One thing, out of many, that Mermaid Saga is good at is establishing the rules of gaining immortality. For instance, there is a small chance of that happening. Most people who partake in mermaid flesh become monsters or you can kill an immortal by cutting their heads off. There are plenty of cases of where partial immorality happens by the partaker only gaining youth on the outside. All of which plays into the episodic adventure of this manga.
This manga volume is nine chapters long and each location at least takes up two chapters. So we get the adventure of Yuta going from place to place and the inherent greed of people around him.

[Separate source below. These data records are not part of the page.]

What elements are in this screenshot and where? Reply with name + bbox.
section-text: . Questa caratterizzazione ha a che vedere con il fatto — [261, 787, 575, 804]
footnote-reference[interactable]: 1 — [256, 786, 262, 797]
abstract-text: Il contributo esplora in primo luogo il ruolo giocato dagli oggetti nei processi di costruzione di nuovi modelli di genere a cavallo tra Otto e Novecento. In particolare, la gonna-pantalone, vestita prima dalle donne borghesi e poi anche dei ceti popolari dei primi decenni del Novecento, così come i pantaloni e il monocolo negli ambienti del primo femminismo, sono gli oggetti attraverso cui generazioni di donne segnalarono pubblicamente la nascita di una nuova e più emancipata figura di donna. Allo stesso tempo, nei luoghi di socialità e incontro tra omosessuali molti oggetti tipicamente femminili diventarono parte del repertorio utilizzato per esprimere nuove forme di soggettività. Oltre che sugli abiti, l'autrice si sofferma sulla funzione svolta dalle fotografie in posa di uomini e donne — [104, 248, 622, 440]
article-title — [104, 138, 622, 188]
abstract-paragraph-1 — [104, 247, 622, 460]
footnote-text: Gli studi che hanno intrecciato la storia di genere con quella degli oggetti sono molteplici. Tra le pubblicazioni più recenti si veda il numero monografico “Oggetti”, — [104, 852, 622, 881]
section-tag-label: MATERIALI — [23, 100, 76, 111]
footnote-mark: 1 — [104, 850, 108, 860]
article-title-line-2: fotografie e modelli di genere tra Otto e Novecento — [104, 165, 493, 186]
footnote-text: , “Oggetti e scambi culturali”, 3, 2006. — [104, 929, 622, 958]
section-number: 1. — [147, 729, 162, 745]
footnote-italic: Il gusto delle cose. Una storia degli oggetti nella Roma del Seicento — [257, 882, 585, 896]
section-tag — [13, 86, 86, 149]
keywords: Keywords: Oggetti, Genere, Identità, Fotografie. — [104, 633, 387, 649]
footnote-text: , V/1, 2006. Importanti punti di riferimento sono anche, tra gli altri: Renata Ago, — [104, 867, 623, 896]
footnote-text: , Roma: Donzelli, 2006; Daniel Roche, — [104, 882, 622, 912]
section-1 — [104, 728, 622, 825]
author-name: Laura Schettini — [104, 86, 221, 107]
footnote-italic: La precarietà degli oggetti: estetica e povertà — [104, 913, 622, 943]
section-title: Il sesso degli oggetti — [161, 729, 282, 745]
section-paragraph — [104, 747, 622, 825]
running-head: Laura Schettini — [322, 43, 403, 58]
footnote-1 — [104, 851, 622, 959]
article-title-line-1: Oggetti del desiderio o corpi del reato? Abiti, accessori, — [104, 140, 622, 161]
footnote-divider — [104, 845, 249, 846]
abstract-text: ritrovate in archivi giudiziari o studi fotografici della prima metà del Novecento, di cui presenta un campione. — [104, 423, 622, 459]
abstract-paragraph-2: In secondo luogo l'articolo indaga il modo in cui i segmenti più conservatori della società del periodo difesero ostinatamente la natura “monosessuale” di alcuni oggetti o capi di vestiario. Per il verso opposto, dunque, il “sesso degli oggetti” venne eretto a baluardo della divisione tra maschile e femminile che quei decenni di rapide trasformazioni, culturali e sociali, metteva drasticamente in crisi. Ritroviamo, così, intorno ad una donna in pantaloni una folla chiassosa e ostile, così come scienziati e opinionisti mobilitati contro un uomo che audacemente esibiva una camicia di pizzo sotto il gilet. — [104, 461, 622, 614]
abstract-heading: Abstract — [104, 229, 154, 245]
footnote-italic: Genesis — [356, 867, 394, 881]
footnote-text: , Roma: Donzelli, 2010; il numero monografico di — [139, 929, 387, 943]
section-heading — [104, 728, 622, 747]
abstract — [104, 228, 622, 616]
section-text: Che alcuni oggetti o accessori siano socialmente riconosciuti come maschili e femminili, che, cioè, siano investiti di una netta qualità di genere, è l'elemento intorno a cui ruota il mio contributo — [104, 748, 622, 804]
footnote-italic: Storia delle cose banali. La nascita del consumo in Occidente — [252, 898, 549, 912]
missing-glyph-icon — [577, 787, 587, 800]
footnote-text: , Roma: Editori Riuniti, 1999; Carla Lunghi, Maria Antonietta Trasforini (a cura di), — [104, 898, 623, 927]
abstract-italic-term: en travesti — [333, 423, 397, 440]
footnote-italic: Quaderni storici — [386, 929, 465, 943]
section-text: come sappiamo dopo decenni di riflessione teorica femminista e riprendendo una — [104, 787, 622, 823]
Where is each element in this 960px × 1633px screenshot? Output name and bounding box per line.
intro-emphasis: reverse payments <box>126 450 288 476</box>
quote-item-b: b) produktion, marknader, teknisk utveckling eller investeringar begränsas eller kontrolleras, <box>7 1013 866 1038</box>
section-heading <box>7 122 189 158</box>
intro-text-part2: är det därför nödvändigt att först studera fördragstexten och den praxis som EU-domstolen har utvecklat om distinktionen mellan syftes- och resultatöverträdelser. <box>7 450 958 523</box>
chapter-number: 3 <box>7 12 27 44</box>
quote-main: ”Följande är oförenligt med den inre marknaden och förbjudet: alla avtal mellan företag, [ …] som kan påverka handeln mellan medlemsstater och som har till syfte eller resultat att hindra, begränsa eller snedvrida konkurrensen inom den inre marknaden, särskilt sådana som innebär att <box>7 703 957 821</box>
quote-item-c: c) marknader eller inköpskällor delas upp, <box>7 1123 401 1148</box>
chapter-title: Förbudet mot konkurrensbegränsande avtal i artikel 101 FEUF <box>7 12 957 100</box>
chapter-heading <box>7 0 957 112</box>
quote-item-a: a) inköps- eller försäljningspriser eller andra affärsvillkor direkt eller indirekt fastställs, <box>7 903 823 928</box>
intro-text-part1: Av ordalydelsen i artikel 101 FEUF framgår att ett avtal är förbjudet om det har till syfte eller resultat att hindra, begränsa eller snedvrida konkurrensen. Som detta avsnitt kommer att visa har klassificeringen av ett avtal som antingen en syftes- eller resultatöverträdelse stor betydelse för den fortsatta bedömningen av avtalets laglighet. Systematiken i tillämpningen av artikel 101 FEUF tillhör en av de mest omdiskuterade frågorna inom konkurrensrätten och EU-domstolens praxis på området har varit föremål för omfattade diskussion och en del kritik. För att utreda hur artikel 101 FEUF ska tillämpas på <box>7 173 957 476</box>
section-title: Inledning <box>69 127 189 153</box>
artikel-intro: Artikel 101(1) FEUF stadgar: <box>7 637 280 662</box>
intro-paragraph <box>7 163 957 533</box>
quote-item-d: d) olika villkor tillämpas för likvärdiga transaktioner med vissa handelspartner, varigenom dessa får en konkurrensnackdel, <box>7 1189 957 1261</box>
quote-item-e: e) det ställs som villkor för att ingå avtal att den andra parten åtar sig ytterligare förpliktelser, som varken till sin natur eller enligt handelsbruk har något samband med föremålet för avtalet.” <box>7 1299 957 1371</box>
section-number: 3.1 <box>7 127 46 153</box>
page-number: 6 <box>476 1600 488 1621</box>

It’s a little jarring seeing similar things happen again and again in different villages and towns just to see the human greed again and again. Yuta shows up “dead”, gets captured or the immortal girl Yuta found Mana, gets captured. It is a little annoying seeing it happen again and again.
Still, it allows the story to be Rumiko Takahashi’s darkest yet, so I can see why the manga goes this route. So that gets a pass. When looking at humanity and the search for immortality, darkness is naturally attached to this sort of content. Dig deep it does. Some of her humor does make it through but it’s minimal at best. Everything about this manga is grounded and the only super natural thing are mermaids and mermaid flesh. Sounds minor, but as we’ve seen, it does so much. It’s crazy and pretty solid.
The second selling point on top of the exploration of humanity is Mermaid Saga’s art. It’s so good, holy crap. You can tell that this was one of Rumiko Takahashi’s passionate projects, because her drawings are incredible. Her character designs are her characters designs, but the background art. Man, if I could live off the mood and art from the towns she creates, I would. In fact, I would just want to live in them. It works with the grounded story Rumiko is telling too. Everything is put into creating this project.
I will say that this manga is a good read. It has some faults with repetition in terms of story, but it digs into human themes by examining greed and deceit underneath a microscope. I’m very curious to read Volume 2 when it appears. It’s just so beautiful in it’s own way.